I was a bit let down by the ninth symphony, considering the vamp it is given on the cover, being the GREAT American ninth. It did not amount to great. It wasn't exactly bad either, just... average. Harris most certainly wrote better symphonies. The third, fifth, and seventh are indeed hallmarks of his symphonic career (you'd think with the odd symphony numbering the ninth would join the ranks also). The ninth could be The Mediocre American Symphony. It is themed after the Gettysburg address, so it gets the American qualification. However, it's not in the familiar Copland or Grofe American style, but it doesn't have to be to be American. It is Harris, but it's doodling Harris, Harris not going anywhere in particular, not finding a great climax or any great theme. It doesn't have to be climatic or have a great theme to be great, but the ninth doesn't qualify as "great".

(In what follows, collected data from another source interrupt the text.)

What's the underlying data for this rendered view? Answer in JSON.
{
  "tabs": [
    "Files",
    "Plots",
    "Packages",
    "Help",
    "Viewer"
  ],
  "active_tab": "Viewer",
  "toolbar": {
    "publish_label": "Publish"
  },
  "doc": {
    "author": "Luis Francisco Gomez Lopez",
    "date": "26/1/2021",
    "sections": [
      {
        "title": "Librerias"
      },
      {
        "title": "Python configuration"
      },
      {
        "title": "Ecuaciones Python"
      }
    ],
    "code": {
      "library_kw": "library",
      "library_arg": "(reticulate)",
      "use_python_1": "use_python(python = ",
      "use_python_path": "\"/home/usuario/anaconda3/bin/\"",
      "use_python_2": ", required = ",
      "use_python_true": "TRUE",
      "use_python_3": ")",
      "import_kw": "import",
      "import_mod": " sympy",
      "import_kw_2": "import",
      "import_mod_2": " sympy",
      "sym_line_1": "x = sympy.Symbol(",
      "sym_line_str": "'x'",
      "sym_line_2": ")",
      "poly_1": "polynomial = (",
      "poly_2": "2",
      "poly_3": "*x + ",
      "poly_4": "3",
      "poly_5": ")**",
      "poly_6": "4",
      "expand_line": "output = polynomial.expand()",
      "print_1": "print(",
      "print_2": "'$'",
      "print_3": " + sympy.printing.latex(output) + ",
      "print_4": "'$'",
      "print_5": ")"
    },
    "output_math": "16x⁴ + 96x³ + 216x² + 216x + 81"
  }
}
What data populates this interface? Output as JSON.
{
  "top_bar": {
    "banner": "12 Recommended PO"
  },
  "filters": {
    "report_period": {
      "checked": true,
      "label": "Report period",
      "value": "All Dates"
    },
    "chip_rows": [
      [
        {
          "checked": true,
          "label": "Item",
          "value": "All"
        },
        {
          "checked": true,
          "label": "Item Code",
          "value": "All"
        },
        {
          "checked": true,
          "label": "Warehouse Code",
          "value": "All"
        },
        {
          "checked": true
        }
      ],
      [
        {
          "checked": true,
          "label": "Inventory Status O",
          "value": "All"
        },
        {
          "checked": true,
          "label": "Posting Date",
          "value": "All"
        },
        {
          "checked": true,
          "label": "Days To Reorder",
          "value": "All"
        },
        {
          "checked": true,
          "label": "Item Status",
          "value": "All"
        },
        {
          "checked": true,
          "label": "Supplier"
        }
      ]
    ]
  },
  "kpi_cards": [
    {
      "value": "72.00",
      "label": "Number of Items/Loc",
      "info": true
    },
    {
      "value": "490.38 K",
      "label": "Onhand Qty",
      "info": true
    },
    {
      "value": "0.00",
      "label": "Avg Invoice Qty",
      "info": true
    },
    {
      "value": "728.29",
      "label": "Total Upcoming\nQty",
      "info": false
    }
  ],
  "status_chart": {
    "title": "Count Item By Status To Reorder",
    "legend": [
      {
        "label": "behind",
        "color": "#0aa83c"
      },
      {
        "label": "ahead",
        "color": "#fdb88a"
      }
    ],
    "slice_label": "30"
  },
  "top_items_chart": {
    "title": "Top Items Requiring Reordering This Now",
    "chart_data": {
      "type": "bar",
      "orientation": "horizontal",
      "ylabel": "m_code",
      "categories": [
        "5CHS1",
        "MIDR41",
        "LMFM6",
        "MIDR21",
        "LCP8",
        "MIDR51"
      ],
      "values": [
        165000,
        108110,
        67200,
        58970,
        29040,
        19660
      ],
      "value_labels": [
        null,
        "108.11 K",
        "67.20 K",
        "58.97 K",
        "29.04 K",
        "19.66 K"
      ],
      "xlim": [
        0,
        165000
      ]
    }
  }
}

The eight is a bit more appealing, being broken up into more shorter sections. Here Harris clearly gets his ideas across in each movement. The gem, I feel, on this CD is the Child's Sunday. These three works are captivating, somewhat in the way Hovhaness' music is, but still retaining Harris' trademark style.
But as for the "Great American Ninth," I'm not sure America has one. Most composers never got to nine. David Diamond wrote one, which I haven't heard. So did Hovhaness, which I have also not heard. Naxos recently produced the first recording of William Schuman's ninth. Nice, but also not the "great" symphony. Perhaps in America we should stick with our thirds instead of our ninths: Schuman's, Harris', Copland's, Hanson's, Ives', Piston's... works all deserving of the "great" title.